L'inchiesta
Andria, le intercettazioni col vigile sotto estorsione: «Tu rimani comunque fregato»
In cinque agli arresti. Durante gli interrogatori tutti gli indagati si sono avvalsi della facoltà di non rispondere
ANDRIA - «A me mai nessun fesso neanche il meglio del meglio...neanche la legge, neanche i giudici mi hanno fatto perdere tutto sto tempo...ti devi muovere! Non fare la faccia del morto! O mi aggiusti la macchina o te ne vai, mi rispondi o no?».
Si tratta solo di uno stralcio della conversazione intercettata fra Oscar Davide Pesce e il vigile urbano di Andria, vittima secondo la procura di un’estorsione da parte del giovane e della sua compagna, Michela Altomare Caldarone, entrambi in carcere da venerdì scorso.
Oltre a loro sono finiti in cella anche Gianluca Pesce, fratello di Oscar Davide, Giuseppe Loconte e Nicolas Nicolamarino, tutti accusati a vario titolo di estorsione tentata e consumata, con l’aggravante delle modalità mafiose.
Secondo gli inquirenti, Davide Pesce e la compagna avrebbero costretto un vigile ad aggiustare loro la macchina dopo aver avuto un incidente con lui. L’agente, in sella alla sua moto, aveva urtato la fiancata dell’auto condotta dalla Caldarone.
Gli animi si scaldano quando si viene a sapere che il poliziotto aveva inviato una lettera a firma del suo avvocato. Così i tre si incontrano nei pressi di un’area di servizio per chiarire la faccenda.
Davide: «tu hai torto...me l’hanno detto gli amici tuoi...che tu mi hai fatto perdere tempo...ti ho detto garbatamente ognuno si guarda il suo e tu hai fatto orecchie da mercante (...) tu non devi fiatare! Perchè sei una merda! Già che hai fatto tutto falso...».
E ancora: « Perchè sei andato a mettere l’avvocato?Com’è sei venuto quel giorno e mi hai detto “no, ti conosco”, e beh? e mo dici che vuoi andare all’avvocato?»

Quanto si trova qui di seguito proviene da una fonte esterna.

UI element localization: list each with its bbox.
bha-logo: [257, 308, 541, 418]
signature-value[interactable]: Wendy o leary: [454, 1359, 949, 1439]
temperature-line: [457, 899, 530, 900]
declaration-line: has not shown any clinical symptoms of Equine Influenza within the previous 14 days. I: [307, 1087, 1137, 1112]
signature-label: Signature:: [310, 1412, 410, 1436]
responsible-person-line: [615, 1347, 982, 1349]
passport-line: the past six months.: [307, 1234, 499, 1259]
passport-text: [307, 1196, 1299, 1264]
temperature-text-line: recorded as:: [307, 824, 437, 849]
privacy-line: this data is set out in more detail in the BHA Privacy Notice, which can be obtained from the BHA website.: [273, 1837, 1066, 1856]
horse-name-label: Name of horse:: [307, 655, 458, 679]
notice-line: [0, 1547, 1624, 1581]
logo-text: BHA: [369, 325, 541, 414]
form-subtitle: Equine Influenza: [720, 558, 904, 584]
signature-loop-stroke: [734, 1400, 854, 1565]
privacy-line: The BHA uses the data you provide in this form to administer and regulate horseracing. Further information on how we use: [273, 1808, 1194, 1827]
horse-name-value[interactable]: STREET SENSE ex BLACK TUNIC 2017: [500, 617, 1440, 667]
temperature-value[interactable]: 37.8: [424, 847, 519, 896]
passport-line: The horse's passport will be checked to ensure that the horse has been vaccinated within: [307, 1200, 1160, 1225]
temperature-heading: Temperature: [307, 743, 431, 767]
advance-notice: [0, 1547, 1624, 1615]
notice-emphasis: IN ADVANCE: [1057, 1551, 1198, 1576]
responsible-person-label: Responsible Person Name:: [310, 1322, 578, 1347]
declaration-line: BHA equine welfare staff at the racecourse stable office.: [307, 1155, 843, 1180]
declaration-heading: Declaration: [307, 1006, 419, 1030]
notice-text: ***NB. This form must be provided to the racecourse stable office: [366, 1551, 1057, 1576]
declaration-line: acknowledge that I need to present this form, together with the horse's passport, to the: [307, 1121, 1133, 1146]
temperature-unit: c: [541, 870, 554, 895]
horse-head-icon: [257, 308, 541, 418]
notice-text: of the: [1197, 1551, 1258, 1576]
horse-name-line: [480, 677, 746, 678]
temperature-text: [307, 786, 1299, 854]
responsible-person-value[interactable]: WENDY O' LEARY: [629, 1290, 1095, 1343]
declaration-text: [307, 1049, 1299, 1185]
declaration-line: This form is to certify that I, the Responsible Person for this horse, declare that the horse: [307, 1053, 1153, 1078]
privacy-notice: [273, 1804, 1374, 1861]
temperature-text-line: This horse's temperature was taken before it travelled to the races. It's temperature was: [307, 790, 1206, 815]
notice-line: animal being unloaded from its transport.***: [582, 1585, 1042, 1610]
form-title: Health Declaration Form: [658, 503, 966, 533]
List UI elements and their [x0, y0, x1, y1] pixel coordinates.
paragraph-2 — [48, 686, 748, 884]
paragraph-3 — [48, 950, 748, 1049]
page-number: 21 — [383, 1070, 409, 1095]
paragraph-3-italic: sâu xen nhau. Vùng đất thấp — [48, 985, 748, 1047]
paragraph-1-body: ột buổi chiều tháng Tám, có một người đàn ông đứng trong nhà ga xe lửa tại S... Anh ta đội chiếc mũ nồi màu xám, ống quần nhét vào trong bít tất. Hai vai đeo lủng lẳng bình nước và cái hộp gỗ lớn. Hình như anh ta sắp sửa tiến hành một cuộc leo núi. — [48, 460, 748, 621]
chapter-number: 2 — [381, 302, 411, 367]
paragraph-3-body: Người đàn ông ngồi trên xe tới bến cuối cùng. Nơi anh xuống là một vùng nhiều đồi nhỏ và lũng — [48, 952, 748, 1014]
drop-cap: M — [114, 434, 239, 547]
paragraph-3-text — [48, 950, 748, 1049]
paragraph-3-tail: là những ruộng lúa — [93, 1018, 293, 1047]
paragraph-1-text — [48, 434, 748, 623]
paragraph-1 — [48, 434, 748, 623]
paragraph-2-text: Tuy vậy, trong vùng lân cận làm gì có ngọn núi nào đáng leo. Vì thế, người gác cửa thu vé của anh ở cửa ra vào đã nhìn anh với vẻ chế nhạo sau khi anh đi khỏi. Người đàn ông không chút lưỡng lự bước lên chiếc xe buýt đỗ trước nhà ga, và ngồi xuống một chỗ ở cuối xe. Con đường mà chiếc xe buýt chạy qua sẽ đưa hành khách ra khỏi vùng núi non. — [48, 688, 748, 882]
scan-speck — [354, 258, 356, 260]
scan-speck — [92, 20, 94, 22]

Vigile: « e io infatto l’ho bloccato l’avvocato, ho bloccato tutto...sono venuto qua per sapere che se facevamo il Cid, il cinquanta e cinquanta, nessuno ha l’aumento e ci pagano i danni a tutti e due (...)»
Davide: «Tu cinquanta e cinquanta da me non ne hai! Te lo puoi scordare! Tu mi devi aggiustare la macchina! O metti la legge o mi aggiusti la macchina, vie di mezzo non esistono...vedi che te lo sto dicendo più di una volta (...) e te ne devi andare come a un cornuto!».
E infatti il giorno seguente il vigile chiama la ragazza per dirle che può portare la macchina dal suo carrozziere di fiducia.
«Già mi stai a rompere i coglioni - avrebbe detto Oscar Davide Pesce a colui che doveva effettuare la riparazione, lamentandosi dei tempi di consegna - per niente tutto bene! allora, che ti dovevo dire quel giorno? che sono tizio e caio e in 24 ore mi devi fare la macchina?».
Un’esternazione che a detta del gip sarebbe «sintomatica della consapevolezza da parte dello stesso del timore incusso anche solo dal suo nome, conseguente alla sua appartenenza all’omonimo clan».
Nelle carte dell’inchiesta si fa poi riferimento ad un’altra circostanza, sempre tesa ad avvalorare l’appartenenza del giovane al gruppo criminale.
La mamma della Caldarone dice alla figlia di essere preoccupata per sua parente - dopo aver fatto un sogno - per il rischio che la stessa potesse rimanere uccisa in un eventuale agguato armato ai danni di Davide.
Nel corso dell’interrogatorio di convalida tutti si sono avvalsi della facoltà di non rispondere. Sono difesi dagli avvocati Michele Prieno, Claudio Cioce, Vincenzo Desiderio, Michele Inchingolo e Pierpaolo Matera.